To the Editor:
Rabbi Meir Soloveichik paints a rosy picture of artistic creativity among the Orthodox in Israel, citing examples of writer-rabbis, filmmakers, and visual artists (“Filling the Artistic Void,” January). What he does not mention is the equal and opposite picture in the United States, where creativity is squelched in Orthdox communities and children are taught from infancy to eschew any lifetime artistic pursuit.
Indeed the arts among America’s Orthodox boil down to an annual night at the opera fundraiser for Yeshiva university and, perhaps, a Jewish gallery hop by one of the women’s organizations.
This glaring discrepancy has two explanations. Foremost is the prohibitive cost of being Orthodox in America. For a couple with three children to afford Jewish day-school tuition, synagogue membership, summer camp, and the minimal philanthropy necessary to save face in the community, they would need a combined household income in the top 4 percent. Even so, they might merely be treading financial water.
Hence the pursuit of money becomes the sine qua non, and most Jewish kids become lawyers, investment bankers, MBAs, CPAs, DDSs, and, to a lesser and lesser degree, MDs. They choose these professions not out of any burning love of the law or finance or orthodontics, but simply because anything else might mean having to strip naked before scholarship committees consisting exclusively of the super-wealthy who have little empathy for mendicants whose incomes are only $150,000 a year.
The other reason for the dearth of artists among the American Orthodox is cowardice, pure and simple. Young Israelis are taught to be independent from an early age.
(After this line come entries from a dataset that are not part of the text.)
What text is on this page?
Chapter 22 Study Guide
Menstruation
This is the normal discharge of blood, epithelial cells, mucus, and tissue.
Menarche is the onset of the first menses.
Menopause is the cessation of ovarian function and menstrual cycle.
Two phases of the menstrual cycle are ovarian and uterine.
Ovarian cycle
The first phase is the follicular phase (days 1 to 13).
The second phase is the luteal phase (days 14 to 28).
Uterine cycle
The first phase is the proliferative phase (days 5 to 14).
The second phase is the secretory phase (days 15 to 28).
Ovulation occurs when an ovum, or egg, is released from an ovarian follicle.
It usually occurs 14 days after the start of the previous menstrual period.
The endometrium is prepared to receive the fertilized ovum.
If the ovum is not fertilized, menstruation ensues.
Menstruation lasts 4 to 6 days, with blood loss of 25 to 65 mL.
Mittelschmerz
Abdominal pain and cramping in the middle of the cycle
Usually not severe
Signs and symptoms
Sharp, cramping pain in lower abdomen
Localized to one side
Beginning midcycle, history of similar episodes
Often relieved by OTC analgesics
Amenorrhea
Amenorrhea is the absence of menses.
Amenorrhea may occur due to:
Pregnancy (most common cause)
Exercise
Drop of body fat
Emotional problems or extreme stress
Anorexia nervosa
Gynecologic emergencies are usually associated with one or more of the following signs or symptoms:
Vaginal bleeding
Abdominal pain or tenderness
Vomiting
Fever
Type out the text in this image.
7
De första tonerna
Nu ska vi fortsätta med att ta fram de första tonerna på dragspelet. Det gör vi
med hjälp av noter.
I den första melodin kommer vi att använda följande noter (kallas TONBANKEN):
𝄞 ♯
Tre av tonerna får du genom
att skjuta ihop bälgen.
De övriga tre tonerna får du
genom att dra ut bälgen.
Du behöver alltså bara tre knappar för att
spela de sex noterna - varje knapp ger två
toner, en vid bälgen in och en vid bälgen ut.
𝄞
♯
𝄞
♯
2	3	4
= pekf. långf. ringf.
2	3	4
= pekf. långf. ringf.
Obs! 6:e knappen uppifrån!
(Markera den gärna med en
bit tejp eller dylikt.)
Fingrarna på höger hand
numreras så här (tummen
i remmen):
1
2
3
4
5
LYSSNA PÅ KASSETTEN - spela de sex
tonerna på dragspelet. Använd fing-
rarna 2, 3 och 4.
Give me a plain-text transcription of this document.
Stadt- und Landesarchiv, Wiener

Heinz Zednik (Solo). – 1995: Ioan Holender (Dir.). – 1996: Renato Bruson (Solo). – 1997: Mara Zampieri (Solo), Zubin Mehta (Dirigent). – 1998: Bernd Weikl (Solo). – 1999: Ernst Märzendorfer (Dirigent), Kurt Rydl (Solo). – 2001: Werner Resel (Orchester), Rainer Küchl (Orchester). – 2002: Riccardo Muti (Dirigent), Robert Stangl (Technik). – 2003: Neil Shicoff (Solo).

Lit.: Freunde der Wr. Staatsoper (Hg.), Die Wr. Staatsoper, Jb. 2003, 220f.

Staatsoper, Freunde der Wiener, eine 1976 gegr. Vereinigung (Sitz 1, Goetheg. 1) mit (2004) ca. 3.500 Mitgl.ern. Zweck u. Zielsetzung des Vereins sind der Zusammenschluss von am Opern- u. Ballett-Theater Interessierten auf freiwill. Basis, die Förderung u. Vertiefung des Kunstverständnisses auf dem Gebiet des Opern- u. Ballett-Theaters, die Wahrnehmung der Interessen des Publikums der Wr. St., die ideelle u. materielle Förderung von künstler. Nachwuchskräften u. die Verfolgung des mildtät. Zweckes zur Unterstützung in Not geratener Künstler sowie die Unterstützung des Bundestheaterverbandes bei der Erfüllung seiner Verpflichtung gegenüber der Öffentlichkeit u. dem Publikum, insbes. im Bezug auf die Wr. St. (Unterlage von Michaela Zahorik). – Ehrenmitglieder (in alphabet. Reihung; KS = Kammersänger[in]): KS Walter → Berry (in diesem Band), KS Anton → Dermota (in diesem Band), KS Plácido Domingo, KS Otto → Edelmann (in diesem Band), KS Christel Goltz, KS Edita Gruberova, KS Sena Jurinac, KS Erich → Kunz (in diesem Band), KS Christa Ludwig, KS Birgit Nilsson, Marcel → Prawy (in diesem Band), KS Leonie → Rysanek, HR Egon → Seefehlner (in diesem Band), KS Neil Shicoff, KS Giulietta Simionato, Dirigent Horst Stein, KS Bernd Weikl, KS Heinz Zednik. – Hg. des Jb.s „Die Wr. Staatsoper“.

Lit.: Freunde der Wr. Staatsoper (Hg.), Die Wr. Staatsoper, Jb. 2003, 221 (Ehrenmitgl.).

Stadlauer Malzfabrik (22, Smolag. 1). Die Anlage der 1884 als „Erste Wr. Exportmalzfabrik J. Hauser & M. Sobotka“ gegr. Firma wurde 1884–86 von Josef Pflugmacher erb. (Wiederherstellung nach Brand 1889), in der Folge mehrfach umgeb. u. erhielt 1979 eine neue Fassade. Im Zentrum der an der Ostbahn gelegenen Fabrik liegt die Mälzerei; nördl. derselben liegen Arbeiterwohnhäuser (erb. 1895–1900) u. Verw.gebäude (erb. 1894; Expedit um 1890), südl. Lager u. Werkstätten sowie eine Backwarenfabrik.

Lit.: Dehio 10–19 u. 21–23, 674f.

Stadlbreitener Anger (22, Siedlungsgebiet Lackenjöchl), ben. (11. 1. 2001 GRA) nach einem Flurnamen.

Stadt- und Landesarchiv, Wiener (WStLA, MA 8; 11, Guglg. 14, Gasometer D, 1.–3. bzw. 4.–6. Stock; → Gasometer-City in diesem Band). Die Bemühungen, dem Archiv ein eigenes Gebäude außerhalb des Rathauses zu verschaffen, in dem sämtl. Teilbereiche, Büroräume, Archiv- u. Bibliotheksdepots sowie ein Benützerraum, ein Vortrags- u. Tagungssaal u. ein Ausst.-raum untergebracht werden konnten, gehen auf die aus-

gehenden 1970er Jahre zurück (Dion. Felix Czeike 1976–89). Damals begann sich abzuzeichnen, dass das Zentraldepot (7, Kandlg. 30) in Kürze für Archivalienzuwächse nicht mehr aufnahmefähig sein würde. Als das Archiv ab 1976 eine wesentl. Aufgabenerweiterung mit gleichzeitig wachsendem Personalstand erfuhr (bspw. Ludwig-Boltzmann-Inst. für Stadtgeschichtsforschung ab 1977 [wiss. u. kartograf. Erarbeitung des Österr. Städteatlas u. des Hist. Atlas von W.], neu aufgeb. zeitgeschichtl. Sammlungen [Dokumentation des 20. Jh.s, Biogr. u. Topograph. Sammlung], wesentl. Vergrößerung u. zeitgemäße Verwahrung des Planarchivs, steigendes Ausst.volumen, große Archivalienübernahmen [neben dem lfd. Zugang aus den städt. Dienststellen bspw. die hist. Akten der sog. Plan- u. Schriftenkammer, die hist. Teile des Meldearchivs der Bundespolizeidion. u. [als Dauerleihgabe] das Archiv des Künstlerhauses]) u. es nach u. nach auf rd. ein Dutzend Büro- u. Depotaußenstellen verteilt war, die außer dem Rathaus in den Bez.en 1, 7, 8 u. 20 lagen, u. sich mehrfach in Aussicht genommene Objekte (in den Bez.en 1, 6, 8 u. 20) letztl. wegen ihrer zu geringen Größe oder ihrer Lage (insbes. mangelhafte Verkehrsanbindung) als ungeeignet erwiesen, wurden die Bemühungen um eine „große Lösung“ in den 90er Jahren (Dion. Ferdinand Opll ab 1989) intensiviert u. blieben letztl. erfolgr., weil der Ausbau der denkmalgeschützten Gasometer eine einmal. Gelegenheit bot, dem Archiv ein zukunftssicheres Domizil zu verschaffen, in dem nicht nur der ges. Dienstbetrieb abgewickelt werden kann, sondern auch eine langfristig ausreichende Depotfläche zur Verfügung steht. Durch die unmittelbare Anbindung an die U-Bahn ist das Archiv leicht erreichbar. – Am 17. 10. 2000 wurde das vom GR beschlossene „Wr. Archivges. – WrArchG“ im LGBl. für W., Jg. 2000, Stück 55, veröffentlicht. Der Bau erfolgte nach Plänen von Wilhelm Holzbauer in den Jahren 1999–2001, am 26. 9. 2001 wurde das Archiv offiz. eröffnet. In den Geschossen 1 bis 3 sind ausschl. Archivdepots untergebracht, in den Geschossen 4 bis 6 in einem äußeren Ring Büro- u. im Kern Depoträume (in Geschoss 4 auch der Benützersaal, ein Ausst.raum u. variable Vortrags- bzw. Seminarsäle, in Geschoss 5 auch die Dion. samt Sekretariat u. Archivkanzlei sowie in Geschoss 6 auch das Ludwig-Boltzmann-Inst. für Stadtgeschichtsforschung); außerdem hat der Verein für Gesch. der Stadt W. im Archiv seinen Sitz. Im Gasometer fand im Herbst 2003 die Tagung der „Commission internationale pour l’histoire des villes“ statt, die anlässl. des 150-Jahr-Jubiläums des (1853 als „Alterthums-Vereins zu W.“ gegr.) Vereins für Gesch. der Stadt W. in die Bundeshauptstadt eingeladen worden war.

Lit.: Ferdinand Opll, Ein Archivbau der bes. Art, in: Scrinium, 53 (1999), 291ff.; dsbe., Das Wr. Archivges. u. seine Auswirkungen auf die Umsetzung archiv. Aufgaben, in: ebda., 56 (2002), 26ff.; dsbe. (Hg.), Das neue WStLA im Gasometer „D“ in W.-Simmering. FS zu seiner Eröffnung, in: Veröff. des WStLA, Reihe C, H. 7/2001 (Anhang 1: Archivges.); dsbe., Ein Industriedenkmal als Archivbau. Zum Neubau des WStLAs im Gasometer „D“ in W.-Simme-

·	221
Plus, three years in the military, followed by a trek through Nepal or India or the Amazon jungle, makes them far less risk-averse. Unlike their cowering American counterparts, they are not afraid to take chances. And if art requires anything, it requires a surplus of guts and an absence of greed.
While the picture in Israel is indeed promising—replete with Orthodox film and art schools—it is dismal in the U.S., where Orthodox society is perhaps the first in history that has virtually nothing to show for itself in terms of creativity—neither poet nor painter, neither violinist nor videographer. This is beyond tragic.